如月さんはかったるそうに、呪文を唱えるために各席を回っていた。
「――ぁ。ああ! やっぱり! ここ、そういうお店なんですね」
止まっていた脳みそが一つの答えをはじき出した。
「……ぁあ? 何言ってんだお前」
如月さんは困惑顔で首を傾けている。
すでに両手はハート型になっており、いまにも呪文を解き放ちそうな勢いだ。
「え……。だって、アレですよね? おいしくなる魔法って、コスプレしたメイドさんがやってるという……」
「コス……? なんだそりゃ、これは雪華がコッチではこれが普……通だ――って」
如月さんは柚月さんに目線を落とす。
その視線を受けた柚月と絢瀬さんは、すごい速さでぷいっと顔を背けた。
「……は? え――っく!! っグググーー!!」
途端、如月さんの顔が真っ赤になっていた。
「さ……さっちゃん?」
「さ、紗姫……これはつまりその、アレだ。何だ」
何だってなんだよ。
「……もうやらねえ」
「え……、でもさっちゃん。お、おいし――」
「や! らー! ねぇ! えーッ!」
そう言って、ドカドカとした足取りで如月さんはキッチンへと消えていった。
「あぅうう……」
柚月さんは泣きながら、オムライスをちびちびと口へと運んでいた。
絢瀬さんは魂が抜けたように白くなっていた。
しかし、この時俺は一人、失礼ではあるけど内心ほくそ笑んでいた。
何故ならこのオムライスには、最後になったかもしれない『おいしくなる魔法』がかかっているのだ。

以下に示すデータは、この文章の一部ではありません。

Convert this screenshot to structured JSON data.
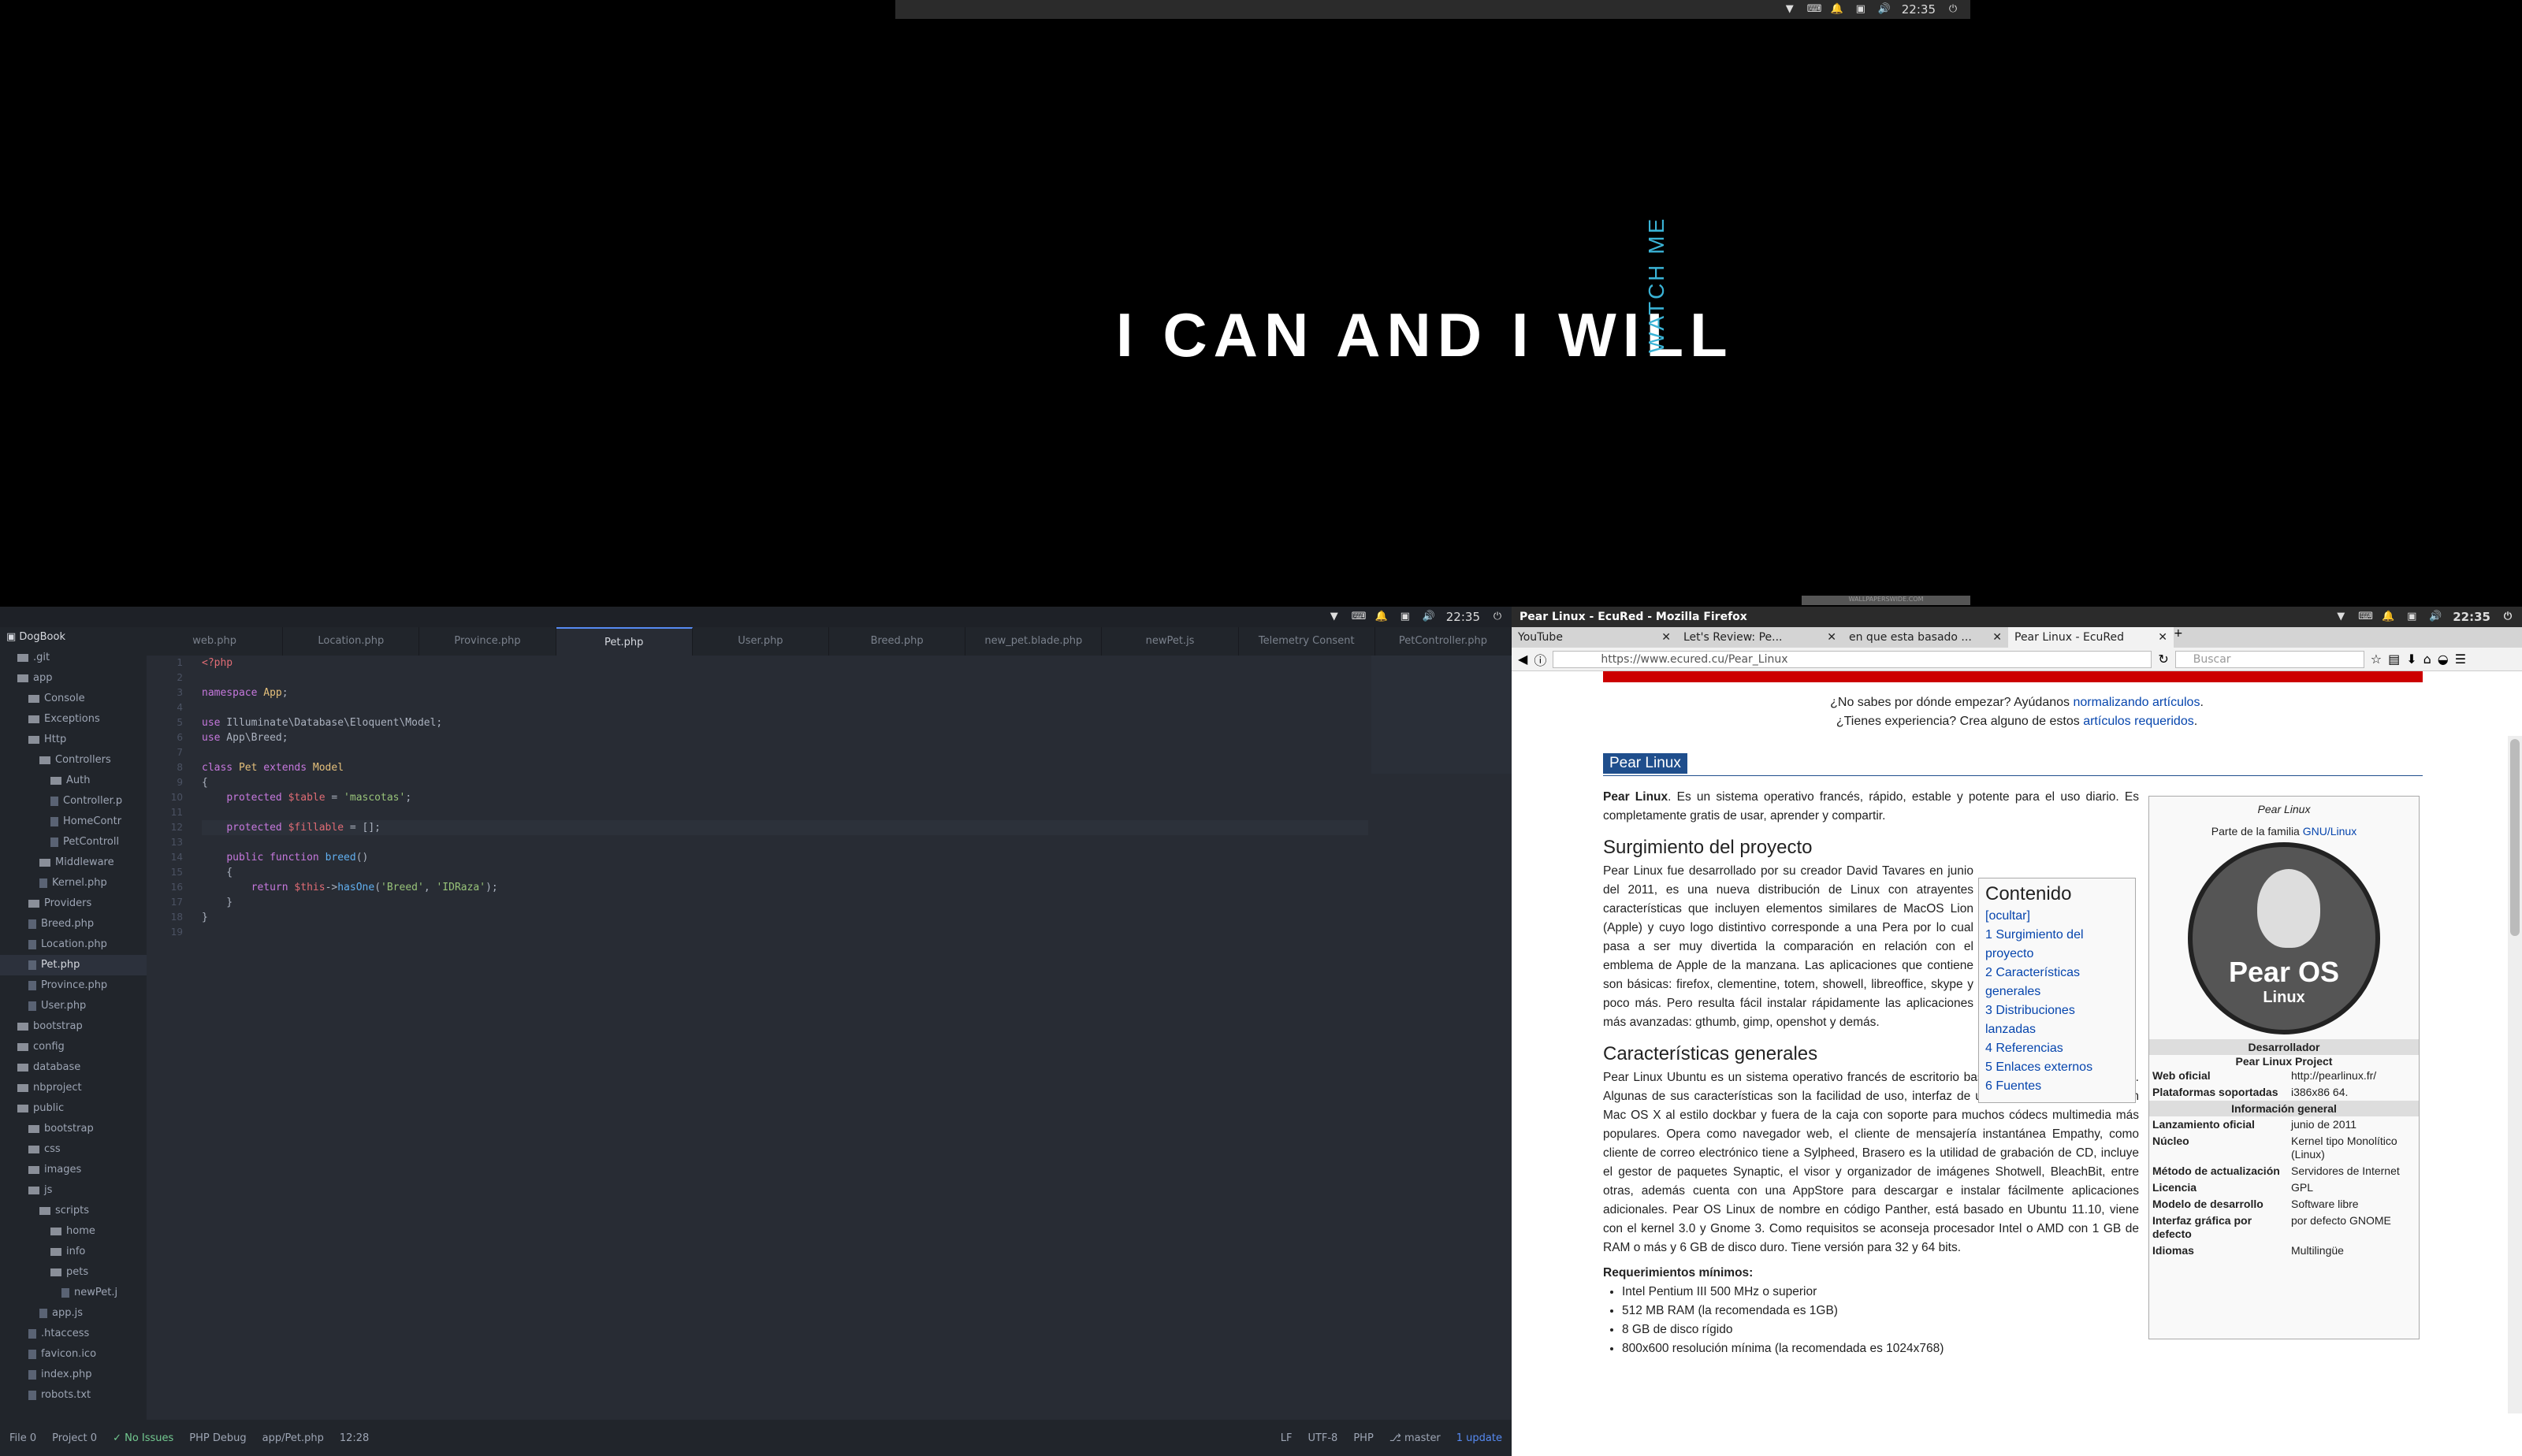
{
  "top_tray": {
    "time": "22:35"
  },
  "wallpaper": {
    "slogan": "I CAN AND I WILL",
    "side_text": "WATCH ME",
    "watermark": "WALLPAPERSWIDE.COM"
  },
  "editor": {
    "tray_time": "22:35",
    "project": "DogBook",
    "tree": [
      {
        "name": ".git",
        "indent": 1,
        "type": "folder"
      },
      {
        "name": "app",
        "indent": 1,
        "type": "folder"
      },
      {
        "name": "Console",
        "indent": 2,
        "type": "folder"
      },
      {
        "name": "Exceptions",
        "indent": 2,
        "type": "folder"
      },
      {
        "name": "Http",
        "indent": 2,
        "type": "folder"
      },
      {
        "name": "Controllers",
        "indent": 3,
        "type": "folder"
      },
      {
        "name": "Auth",
        "indent": 4,
        "type": "folder"
      },
      {
        "name": "Controller.p",
        "indent": 4,
        "type": "file"
      },
      {
        "name": "HomeContr",
        "indent": 4,
        "type": "file"
      },
      {
        "name": "PetControll",
        "indent": 4,
        "type": "file"
      },
      {
        "name": "Middleware",
        "indent": 3,
        "type": "folder"
      },
      {
        "name": "Kernel.php",
        "indent": 3,
        "type": "file"
      },
      {
        "name": "Providers",
        "indent": 2,
        "type": "folder"
      },
      {
        "name": "Breed.php",
        "indent": 2,
        "type": "file"
      },
      {
        "name": "Location.php",
        "indent": 2,
        "type": "file"
      },
      {
        "name": "Pet.php",
        "indent": 2,
        "type": "file",
        "selected": true
      },
      {
        "name": "Province.php",
        "indent": 2,
        "type": "file"
      },
      {
        "name": "User.php",
        "indent": 2,
        "type": "file"
      },
      {
        "name": "bootstrap",
        "indent": 1,
        "type": "folder"
      },
      {
        "name": "config",
        "indent": 1,
        "type": "folder"
      },
      {
        "name": "database",
        "indent": 1,
        "type": "folder"
      },
      {
        "name": "nbproject",
        "indent": 1,
        "type": "folder"
      },
      {
        "name": "public",
        "indent": 1,
        "type": "folder"
      },
      {
        "name": "bootstrap",
        "indent": 2,
        "type": "folder"
      },
      {
        "name": "css",
        "indent": 2,
        "type": "folder"
      },
      {
        "name": "images",
        "indent": 2,
        "type": "folder"
      },
      {
        "name": "js",
        "indent": 2,
        "type": "folder"
      },
      {
        "name": "scripts",
        "indent": 3,
        "type": "folder"
      },
      {
        "name": "home",
        "indent": 4,
        "type": "folder"
      },
      {
        "name": "info",
        "indent": 4,
        "type": "folder"
      },
      {
        "name": "pets",
        "indent": 4,
        "type": "folder"
      },
      {
        "name": "newPet.j",
        "indent": 5,
        "type": "file"
      },
      {
        "name": "app.js",
        "indent": 3,
        "type": "file"
      },
      {
        "name": ".htaccess",
        "indent": 2,
        "type": "file"
      },
      {
        "name": "favicon.ico",
        "indent": 2,
        "type": "file"
      },
      {
        "name": "index.php",
        "indent": 2,
        "type": "file"
      },
      {
        "name": "robots.txt",
        "indent": 2,
        "type": "file"
      }
    ],
    "tabs": [
      "web.php",
      "Location.php",
      "Province.php",
      "Pet.php",
      "User.php",
      "Breed.php",
      "new_pet.blade.php",
      "newPet.js",
      "Telemetry Consent",
      "PetController.php"
    ],
    "active_tab": 3,
    "line_numbers": [
      "1",
      "2",
      "3",
      "4",
      "5",
      "6",
      "7",
      "8",
      "9",
      "10",
      "11",
      "12",
      "13",
      "14",
      "15",
      "16",
      "17",
      "18",
      "19"
    ],
    "status": {
      "file": "File 0",
      "project": "Project 0",
      "issues": "No Issues",
      "debug": "PHP Debug",
      "path": "app/Pet.php",
      "cursor": "12:28",
      "eol": "LF",
      "encoding": "UTF-8",
      "grammar": "PHP",
      "branch": "master",
      "update": "1 update"
    }
  },
  "firefox": {
    "window_title": "Pear Linux - EcuRed - Mozilla Firefox",
    "tray_time": "22:35",
    "tabs": [
      "YouTube",
      "Let's Review: Pe...",
      "en que esta basado ...",
      "Pear Linux - EcuRed"
    ],
    "active_tab": 3,
    "url": "https://www.ecured.cu/Pear_Linux",
    "search_placeholder": "Buscar",
    "help1_pre": "¿No sabes por dónde empezar? Ayúdanos ",
    "help1_link": "normalizando artículos",
    "help1_post": ".",
    "help2_pre": "¿Tienes experiencia? Crea alguno de estos ",
    "help2_link": "artículos requeridos",
    "help2_post": ".",
    "title": "Pear Linux",
    "intro_bold": "Pear Linux",
    "intro": ". Es un sistema operativo francés, rápido, estable y potente para el uso diario. Es completamente gratis de usar, aprender y compartir.",
    "h2_1": "Surgimiento del proyecto",
    "p1": "Pear Linux fue desarrollado por su creador David Tavares en junio del 2011, es una nueva distribución de Linux con atrayentes características que incluyen elementos similares de MacOS Lion (Apple) y cuyo logo distintivo corresponde a una Pera por lo cual pasa a ser muy divertida la comparación en relación con el emblema de Apple de la manzana. Las aplicaciones que contiene son básicas: firefox, clementine, totem, showell, libreoffice, skype y poco más. Pero resulta fácil instalar rápidamente las aplicaciones más avanzadas: gthumb, gimp, openshot y demás.",
    "h2_2": "Características generales",
    "p2": "Pear Linux Ubuntu es un sistema operativo francés de escritorio basado en la distribución Linux. Algunas de sus características son la facilidad de uso, interfaz de usuario personalizada con un Mac OS X al estilo dockbar y fuera de la caja con soporte para muchos códecs multimedia más populares. Opera como navegador web, el cliente de mensajería instantánea Empathy, como cliente de correo electrónico tiene a Sylpheed, Brasero es la utilidad de grabación de CD, incluye el gestor de paquetes Synaptic, el visor y organizador de imágenes Shotwell, BleachBit, entre otras, además cuenta con una AppStore para descargar e instalar fácilmente aplicaciones adicionales. Pear OS Linux de nombre en código Panther, está basado en Ubuntu 11.10, viene con el kernel 3.0 y Gnome 3. Como requisitos se aconseja procesador Intel o AMD con 1 GB de RAM o más y 6 GB de disco duro. Tiene versión para 32 y 64 bits.",
    "req_title": "Requerimientos mínimos:",
    "reqs": [
      "Intel Pentium III 500 MHz o superior",
      "512 MB RAM (la recomendada es 1GB)",
      "8 GB de disco rígido",
      "800x600 resolución mínima (la recomendada es 1024x768)"
    ],
    "toc": {
      "title": "Contenido",
      "hide": "[ocultar]",
      "items": [
        "1 Surgimiento del proyecto",
        "2 Características generales",
        "3 Distribuciones lanzadas",
        "4 Referencias",
        "5 Enlaces externos",
        "6 Fuentes"
      ]
    },
    "infobox": {
      "name": "Pear Linux",
      "family_pre": "Parte de la familia ",
      "family_link": "GNU/Linux",
      "logo_text": "Pear OS",
      "logo_sub": "Linux",
      "dev_head": "Desarrollador",
      "dev": "Pear Linux Project",
      "rows": [
        [
          "Web oficial",
          "http://pearlinux.fr/"
        ],
        [
          "Plataformas soportadas",
          "i386x86 64."
        ]
      ],
      "gen_head": "Información general",
      "rows2": [
        [
          "Lanzamiento oficial",
          "junio de 2011"
        ],
        [
          "Núcleo",
          "Kernel tipo Monolítico (Linux)"
        ],
        [
          "Método de actualización",
          "Servidores de Internet"
        ],
        [
          "Licencia",
          "GPL"
        ],
        [
          "Modelo de desarrollo",
          "Software libre"
        ],
        [
          "Interfaz gráfica por defecto",
          "por defecto GNOME"
        ],
        [
          "Idiomas",
          "Multilingüe"
        ]
      ]
    }
  }
}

俺はじっくりねっとり味わいながら、一口、また一口と黄色の山を崩していく。
ああ! 美味しいなあ! これならどんどん食べれ――
「コノオムライス、チガウ、さっちゃんのラブ、ちゅっちゅされてない……」
ついに地獄の蓋が開いたのかと疑うような呪詛が隣から聞こえてきた。
柚月と言う少女には裏表がない。言ったことはすべて本心なのだ。
だからこそ、この純度の高い呪いの言葉は余計に怖く感じるのだろう。
「……交換、します?」
その言葉に、柚月さんは『ぱあっ』と顔を明るくして、俺の食器ごと自分のと取り換えていった。
「雪華! 一口! 私にも一口くれ! 後生だ!」
向かいのテーブルから絢瀬さんが身を乗り出している。
「……あにしてんだおまえ――ら」
如月さんが呆れた様子で着席するや否や、ため息をついていた。
テーブルの上を見て、どうやら状況を察したらしい。
俺はそんな三人の様子を見ながら、黄色い山を崩して黙々と食べ始めていた。
――パクパク
――パクパク
うん。美味しい。
さすが、喫茶店をやっているだけあって、お金を取れるだけの確かな味を感じる。
ふと、俺は自分のスプーンに目をやる。
……なるほど。美味しい理由がわかったかもしれない。
俺は納得して、隣に座る柚月さんを見つつ丁寧にスプーンを舐めながら、再び黄色い山を崩しはじめるのだった。